As mentioned, the ‘Crystal Face’ comes fitted as standard – and it’s definitely a talking point – with its 131 individual LEDs giving the front of the car a futuristic feel. All cars get 20-inch alloy wheels as standard, though you can upgrade them to 21s should you want. It seems odd to have no rear vRS badging, though, and it could’ve even been integrated into Skoda’s iV electric badge too.
What’s it like inside?
You can get the Enyaq vRS in one of two interior specifications – Lounge and Suite. The former brings black Alcantara and lime-coloured piping, while Design has a more traditional focus with black perforated leather seats and grey contrast stitching. We’d argue that Lounge brings the sportier feel, with the standard-fit bucket seats proving to be both brilliantly supportive and great to look at as well. Everything, as we’ve found in the regular Enyaq, is fitted together brilliantly with good material quality across the board.

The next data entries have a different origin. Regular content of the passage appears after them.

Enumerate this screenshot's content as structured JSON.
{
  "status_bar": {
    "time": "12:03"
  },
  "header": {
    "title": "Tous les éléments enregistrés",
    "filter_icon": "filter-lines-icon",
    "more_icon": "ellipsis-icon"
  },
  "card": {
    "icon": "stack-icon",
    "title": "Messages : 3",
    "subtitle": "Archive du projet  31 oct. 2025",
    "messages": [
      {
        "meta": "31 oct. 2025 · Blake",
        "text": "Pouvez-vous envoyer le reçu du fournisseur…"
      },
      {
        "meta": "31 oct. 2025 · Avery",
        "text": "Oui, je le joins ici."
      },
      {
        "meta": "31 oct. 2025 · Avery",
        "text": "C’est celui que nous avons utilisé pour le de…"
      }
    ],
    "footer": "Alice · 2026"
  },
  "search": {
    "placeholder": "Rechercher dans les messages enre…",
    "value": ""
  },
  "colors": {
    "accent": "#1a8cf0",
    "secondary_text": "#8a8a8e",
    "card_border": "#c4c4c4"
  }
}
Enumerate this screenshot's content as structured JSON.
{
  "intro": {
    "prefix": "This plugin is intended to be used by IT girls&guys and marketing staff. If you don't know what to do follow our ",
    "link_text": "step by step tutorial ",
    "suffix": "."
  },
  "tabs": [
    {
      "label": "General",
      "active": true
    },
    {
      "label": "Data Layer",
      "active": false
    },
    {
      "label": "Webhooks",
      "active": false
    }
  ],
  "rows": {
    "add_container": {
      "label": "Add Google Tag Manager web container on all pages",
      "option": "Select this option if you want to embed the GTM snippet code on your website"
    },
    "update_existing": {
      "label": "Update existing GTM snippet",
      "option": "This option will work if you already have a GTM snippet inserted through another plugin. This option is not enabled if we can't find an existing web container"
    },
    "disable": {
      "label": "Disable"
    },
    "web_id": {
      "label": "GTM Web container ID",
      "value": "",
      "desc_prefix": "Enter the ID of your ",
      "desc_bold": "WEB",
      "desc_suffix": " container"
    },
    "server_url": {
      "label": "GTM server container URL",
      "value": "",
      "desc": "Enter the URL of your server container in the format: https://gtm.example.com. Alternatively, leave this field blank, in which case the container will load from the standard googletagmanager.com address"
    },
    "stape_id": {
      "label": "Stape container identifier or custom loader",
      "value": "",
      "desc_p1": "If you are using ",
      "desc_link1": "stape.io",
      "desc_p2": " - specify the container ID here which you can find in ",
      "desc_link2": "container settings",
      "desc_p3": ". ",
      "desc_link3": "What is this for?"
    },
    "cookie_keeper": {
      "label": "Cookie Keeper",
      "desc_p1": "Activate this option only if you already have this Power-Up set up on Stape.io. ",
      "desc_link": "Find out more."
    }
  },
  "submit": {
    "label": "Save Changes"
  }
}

Boot capacity remains unaffected in the vRS, so you’ve got a healthy 585 litres to play with, rising to 1,710 litres if you fold the rear seats down. Rear-seat legroom is good, too, while headroom will prove more than plentiful for most.
What’s the spec like?
Prices for the Enyaq vRS start from £52,670, which interestingly is only £905 than the next most-expensive ‘regular’ version – the 80x Sportline Plus – which also receives a dual-motor setup but doesn’t have the extra power of the vRS. So if you were looking at a Sportline Plus, we’d argue it’d be worth pushing up to the vRS. That Crystal Face is a £2,035 option on the Sportline Plus, too, so if you’re madly keen on having it then it’d be cheaper just to trump for the vRS.
However, if you’re not desperate to have all-wheel-drive, then the regular ‘80’, which has more range than the vRS – albeit less power – is £3,765 cheaper and still gets all the same luxuries, including heated seats and a heated steering wheel, as well as 20-inch alloy wheels.
The Enyaq vRS leaves us feeling a little perplexed. It feels, in truth, more like a tip-top trim level as opposed to a dedicated performance model. Whereas the Octavia, for example, feels noticeably different in vRS form to the standard car, the Enyaq’s transition isn’t quite as pronounced. This could be a tricky act to pull off across the EV segment as a whole, mind you, as you only need to fit a new exhaust to a petrol-powered car to elevate the experience, but that’s not an option on an electric vehicle.
There have been tweaks made here and there, but the biggest problem that the vRS has is that the standard Enyaq is already so accomplished. Think of it more as a specification rather than an outright performance model, though, and the vRS fits its role at the top of the Enyaq range.